Today is Mother's Day... Or maybe it was Mother's Day.  Mostly Mother's Day is a Hallmark Holliday where people buy flowers and candy and cards for their moms and think nothing else of it.  It's actually a pretty lame holiday in that respect.  Worse, the woman who invented the holiday spent the rest of her life trying to get rid of it.  That's pretty depressing, huh?


But, with the holiday coming up, I realized something... there aren't that many moms in fiction.  I mean, they're there, but they're hardly main characters.  Heck, Disney hates moms so much; it kills them.  When Disney does sequels where the main characters are older, I'm pretty sure Little Mermaid II: Return to the Sea is the closest of those sequels to having the mom as a main character and she has to play second fiddle to her daughter the whole time.

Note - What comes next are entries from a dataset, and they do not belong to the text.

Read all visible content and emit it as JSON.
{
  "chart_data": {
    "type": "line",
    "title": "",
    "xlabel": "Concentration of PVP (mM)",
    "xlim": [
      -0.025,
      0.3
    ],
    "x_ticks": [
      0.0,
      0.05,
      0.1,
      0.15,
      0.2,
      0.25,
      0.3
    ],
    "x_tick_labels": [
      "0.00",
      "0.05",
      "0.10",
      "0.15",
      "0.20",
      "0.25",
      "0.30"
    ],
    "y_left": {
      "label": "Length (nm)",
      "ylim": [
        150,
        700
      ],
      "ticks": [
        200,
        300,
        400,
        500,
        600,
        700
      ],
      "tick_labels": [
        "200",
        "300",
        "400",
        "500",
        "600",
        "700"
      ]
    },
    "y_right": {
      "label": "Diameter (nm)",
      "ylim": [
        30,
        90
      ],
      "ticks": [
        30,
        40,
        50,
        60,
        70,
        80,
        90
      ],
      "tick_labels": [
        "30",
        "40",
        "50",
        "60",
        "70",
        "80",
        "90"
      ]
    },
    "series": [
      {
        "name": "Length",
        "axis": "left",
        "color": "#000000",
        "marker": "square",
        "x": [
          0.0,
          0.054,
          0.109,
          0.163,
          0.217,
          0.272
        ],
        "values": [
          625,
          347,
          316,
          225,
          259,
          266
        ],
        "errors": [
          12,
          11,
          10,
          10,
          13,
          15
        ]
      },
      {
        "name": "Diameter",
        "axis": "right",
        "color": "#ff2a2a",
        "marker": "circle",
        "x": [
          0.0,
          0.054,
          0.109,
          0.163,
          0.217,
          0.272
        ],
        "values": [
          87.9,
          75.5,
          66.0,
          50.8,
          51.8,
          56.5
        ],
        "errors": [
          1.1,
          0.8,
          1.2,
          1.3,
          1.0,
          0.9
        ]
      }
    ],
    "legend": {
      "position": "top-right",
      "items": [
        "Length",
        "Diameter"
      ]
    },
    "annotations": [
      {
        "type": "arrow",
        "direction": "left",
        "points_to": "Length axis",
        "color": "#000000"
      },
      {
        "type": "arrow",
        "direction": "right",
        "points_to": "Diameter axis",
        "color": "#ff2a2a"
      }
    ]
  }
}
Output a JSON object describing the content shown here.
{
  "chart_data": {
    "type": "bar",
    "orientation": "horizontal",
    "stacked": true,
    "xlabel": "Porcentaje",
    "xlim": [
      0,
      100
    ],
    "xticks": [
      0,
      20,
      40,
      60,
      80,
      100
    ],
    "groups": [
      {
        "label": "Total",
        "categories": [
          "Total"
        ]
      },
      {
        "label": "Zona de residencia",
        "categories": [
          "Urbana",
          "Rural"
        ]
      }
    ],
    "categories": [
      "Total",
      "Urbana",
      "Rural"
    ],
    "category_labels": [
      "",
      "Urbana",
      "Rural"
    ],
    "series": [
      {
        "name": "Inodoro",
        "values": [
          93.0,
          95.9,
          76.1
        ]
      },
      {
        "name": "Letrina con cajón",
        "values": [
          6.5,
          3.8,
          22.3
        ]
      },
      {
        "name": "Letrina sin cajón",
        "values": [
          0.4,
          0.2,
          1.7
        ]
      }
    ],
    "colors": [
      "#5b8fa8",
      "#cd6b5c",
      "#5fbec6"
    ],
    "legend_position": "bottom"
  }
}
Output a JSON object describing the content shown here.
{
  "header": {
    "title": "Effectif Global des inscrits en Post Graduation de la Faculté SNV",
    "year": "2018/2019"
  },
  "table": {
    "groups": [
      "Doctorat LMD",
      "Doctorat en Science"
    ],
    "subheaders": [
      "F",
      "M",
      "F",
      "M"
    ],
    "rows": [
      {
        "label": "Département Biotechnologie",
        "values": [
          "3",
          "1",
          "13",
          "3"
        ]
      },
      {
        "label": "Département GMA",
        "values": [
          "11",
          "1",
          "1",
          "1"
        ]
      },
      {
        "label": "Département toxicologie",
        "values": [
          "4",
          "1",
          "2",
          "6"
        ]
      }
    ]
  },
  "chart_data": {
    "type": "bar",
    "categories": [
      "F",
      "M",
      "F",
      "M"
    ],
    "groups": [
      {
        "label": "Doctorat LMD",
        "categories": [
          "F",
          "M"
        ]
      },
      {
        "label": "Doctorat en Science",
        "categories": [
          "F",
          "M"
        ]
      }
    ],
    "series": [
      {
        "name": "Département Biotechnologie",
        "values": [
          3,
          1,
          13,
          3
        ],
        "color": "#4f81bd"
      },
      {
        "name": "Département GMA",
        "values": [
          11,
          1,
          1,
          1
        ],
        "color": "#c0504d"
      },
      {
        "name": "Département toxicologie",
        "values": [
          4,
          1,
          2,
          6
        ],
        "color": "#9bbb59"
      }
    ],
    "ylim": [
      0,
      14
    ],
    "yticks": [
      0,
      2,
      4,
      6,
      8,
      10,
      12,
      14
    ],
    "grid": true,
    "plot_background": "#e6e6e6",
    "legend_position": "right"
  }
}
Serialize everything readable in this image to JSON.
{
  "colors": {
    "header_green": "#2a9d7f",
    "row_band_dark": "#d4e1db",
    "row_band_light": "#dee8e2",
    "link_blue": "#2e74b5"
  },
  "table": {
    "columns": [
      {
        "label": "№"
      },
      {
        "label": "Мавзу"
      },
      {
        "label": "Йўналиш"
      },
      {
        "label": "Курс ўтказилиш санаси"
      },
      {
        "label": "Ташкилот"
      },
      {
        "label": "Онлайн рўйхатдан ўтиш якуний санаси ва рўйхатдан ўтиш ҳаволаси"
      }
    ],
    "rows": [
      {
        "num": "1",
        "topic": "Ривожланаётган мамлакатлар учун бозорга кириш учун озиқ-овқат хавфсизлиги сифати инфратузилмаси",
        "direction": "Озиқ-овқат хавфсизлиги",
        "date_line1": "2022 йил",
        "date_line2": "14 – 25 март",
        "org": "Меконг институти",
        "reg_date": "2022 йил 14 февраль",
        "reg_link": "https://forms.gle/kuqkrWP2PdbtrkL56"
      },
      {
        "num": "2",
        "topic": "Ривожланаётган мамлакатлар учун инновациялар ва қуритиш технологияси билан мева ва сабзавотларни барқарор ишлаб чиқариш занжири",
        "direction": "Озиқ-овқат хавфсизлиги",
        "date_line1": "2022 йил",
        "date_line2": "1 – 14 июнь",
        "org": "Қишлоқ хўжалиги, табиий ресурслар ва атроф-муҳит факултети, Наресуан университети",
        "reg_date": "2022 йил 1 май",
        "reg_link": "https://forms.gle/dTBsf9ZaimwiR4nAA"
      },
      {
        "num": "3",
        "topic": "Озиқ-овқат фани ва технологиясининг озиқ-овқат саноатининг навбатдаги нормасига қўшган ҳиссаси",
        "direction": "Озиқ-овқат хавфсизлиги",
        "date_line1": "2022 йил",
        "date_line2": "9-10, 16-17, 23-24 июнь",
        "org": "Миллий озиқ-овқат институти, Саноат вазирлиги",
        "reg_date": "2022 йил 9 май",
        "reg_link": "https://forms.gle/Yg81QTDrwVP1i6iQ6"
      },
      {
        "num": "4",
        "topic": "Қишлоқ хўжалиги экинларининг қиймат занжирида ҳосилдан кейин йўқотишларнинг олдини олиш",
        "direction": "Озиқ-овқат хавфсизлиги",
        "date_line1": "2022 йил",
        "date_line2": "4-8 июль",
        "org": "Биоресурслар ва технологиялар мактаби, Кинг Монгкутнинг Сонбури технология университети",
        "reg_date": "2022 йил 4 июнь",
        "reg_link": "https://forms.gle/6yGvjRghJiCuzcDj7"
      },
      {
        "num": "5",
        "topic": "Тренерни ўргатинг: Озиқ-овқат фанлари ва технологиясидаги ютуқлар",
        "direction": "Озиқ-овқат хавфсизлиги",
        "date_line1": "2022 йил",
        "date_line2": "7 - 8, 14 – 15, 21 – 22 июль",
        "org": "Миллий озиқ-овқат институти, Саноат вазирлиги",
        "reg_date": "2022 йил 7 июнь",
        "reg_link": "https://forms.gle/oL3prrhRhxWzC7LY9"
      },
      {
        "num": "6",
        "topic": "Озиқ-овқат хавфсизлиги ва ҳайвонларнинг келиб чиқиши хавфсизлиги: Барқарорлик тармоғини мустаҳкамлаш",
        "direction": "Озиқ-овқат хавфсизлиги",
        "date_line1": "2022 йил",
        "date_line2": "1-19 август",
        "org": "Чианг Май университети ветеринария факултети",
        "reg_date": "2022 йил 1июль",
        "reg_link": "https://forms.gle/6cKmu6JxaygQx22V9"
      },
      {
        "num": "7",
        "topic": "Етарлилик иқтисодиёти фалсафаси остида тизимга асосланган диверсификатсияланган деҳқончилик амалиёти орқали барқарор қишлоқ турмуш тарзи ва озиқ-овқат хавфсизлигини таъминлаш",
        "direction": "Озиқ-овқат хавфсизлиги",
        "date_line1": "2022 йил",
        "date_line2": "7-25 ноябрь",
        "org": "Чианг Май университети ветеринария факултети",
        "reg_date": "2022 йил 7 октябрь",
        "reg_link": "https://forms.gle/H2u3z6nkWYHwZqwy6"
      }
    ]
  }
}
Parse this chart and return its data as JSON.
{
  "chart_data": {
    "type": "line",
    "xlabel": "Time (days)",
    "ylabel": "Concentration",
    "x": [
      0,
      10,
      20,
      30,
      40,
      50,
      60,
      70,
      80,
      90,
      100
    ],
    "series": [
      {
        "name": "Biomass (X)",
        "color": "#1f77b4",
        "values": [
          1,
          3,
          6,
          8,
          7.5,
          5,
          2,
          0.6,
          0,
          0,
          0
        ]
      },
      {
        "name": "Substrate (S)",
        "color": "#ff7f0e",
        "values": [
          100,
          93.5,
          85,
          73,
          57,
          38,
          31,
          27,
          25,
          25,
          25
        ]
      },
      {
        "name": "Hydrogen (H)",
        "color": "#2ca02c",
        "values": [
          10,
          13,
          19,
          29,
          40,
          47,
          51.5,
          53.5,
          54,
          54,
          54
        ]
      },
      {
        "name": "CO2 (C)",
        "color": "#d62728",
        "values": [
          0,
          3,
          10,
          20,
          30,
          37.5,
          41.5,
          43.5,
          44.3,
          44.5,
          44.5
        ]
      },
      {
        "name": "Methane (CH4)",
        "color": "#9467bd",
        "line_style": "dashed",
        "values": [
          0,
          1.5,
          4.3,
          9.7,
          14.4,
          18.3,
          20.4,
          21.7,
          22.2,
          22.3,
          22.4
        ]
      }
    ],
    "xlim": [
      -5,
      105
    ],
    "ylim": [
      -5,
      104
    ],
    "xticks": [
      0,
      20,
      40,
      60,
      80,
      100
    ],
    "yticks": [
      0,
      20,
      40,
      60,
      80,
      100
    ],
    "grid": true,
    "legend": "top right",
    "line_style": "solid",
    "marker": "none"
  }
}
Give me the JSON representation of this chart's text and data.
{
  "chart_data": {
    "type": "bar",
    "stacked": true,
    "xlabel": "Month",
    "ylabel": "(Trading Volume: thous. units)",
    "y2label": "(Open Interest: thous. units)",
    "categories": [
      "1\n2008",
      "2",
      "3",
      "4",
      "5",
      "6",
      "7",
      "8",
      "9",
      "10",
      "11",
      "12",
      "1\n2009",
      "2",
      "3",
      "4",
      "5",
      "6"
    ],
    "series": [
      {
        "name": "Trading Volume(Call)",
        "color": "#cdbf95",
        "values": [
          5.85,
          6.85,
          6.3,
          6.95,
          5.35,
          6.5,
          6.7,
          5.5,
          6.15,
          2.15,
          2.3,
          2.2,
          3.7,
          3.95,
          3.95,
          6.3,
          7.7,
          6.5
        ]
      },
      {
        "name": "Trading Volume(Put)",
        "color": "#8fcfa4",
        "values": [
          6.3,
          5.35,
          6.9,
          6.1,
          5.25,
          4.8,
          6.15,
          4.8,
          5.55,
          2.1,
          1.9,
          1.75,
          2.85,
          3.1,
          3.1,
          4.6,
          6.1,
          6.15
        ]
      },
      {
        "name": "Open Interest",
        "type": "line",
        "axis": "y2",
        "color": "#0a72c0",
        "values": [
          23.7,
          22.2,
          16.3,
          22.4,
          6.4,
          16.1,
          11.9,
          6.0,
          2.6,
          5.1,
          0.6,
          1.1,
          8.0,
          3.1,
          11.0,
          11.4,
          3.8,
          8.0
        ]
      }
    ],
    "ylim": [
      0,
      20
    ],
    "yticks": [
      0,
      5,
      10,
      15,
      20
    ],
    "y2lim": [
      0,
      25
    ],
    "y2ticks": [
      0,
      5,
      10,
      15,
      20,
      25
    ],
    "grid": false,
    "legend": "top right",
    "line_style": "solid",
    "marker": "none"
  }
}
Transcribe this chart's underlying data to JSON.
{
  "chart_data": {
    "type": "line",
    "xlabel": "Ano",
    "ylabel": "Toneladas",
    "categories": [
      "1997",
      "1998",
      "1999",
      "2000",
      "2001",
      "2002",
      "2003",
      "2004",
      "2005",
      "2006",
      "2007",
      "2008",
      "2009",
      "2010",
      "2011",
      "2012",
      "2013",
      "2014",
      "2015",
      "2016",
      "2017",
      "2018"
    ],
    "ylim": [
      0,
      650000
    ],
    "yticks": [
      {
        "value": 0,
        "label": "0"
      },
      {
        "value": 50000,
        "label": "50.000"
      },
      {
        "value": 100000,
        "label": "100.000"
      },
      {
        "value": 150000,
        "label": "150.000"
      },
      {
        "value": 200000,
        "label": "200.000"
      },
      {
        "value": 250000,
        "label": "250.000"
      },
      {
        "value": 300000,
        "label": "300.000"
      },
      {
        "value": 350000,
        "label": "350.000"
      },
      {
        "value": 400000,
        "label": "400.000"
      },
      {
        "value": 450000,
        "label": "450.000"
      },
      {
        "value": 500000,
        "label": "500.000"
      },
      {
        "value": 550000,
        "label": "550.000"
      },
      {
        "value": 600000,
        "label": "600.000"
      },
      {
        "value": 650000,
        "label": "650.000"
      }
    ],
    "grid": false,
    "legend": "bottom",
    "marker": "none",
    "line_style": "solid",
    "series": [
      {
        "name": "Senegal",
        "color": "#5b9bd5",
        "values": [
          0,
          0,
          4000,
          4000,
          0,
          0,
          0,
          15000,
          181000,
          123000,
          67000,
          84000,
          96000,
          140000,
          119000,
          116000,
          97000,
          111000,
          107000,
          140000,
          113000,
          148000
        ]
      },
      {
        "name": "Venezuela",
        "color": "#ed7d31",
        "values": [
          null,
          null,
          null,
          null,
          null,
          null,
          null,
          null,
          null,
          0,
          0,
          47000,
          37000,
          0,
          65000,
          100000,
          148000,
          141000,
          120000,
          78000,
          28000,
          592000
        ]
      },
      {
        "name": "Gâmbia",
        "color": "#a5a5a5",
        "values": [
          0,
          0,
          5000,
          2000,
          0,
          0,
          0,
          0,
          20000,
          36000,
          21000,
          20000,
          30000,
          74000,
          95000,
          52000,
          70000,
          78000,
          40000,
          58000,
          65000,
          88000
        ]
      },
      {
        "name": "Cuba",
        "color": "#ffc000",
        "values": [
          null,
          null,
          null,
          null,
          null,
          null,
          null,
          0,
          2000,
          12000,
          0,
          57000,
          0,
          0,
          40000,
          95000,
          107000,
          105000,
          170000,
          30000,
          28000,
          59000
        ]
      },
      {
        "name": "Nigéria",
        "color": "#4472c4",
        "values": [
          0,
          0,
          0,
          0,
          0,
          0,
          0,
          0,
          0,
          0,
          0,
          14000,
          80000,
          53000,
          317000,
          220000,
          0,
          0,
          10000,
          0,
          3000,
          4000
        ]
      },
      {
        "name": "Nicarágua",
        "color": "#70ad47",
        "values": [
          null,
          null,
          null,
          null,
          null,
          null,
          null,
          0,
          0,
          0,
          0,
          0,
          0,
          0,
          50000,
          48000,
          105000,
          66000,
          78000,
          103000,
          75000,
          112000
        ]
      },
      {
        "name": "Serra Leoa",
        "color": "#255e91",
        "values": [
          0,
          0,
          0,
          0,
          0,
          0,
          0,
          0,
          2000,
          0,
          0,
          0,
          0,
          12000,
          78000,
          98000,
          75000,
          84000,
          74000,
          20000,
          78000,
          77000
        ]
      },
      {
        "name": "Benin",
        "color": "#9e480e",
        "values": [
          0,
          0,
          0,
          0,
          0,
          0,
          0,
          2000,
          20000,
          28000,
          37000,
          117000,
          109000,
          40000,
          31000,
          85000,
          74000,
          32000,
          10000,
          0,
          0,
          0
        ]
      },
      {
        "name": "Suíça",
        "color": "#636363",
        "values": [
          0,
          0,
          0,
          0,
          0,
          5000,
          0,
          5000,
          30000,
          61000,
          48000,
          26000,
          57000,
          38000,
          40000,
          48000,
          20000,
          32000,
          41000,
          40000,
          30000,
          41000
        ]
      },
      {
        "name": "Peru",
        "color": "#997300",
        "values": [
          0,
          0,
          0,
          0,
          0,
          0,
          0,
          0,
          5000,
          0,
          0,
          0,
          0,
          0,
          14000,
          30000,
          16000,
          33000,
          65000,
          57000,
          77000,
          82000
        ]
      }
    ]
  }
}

Horror has a lot of moms, but not fantasy.  Horror has expecting mothers, new mothers, mothers of young children (between one and five), older children (five and older).  Horror loves mothers.  It loves to scare the bejesus out of them.  Then again, parents have a lot of adult fears that last quite a while and can affect anyone with the ability to empathize.


So, if you aren't a sociopath, you'll watch a horror movie about a mom and get scared with her.


YEAY!


However, fantasy and scifi, from what I've seen, isn't big on moms.  Mom's aren't allowed to go off on a trip to fantasyland unless they put themselves into some sort of groundhog day loop where they don't really leave the children the whole time or something stupid like that.


Fantasyland doesn't mind fathers, you'll find.  Mom has to stay home with the baby, but Dad's having trouble with being a father and Mom's just sooo unreasonable now that she's pregnant and moody, dying, whatever.  So Dad gets to go off to fantasyland and have his fun while mom stays behind pregnant with five children, and probably grouchy.  And of course, the grouchiness is completely uncalled for.  Obviously the woman is an utter shrew.

Insert. Eyeroll. Here.

So why doesn't Scifi/Fantasy have any love for moms?  It likes everyone else.  It really does.  It occasionally likes pregnant girls... because they're giving birth to The Chosen One.  It liked moms enough to have them be part of the cast of characters of the Dune Franchise.  However, I won't say that fantasy or scifi likes moms until I see at least five books about mom's going on an adventure in fantsyland and will they ever get back or a mom who goes on a science fiction adventure or something related.


I mean, the conflict of the story would be quite interesting.  And I have one question for you:  Why the bloody hell can't mom's be main characters in science fiction and fantasy?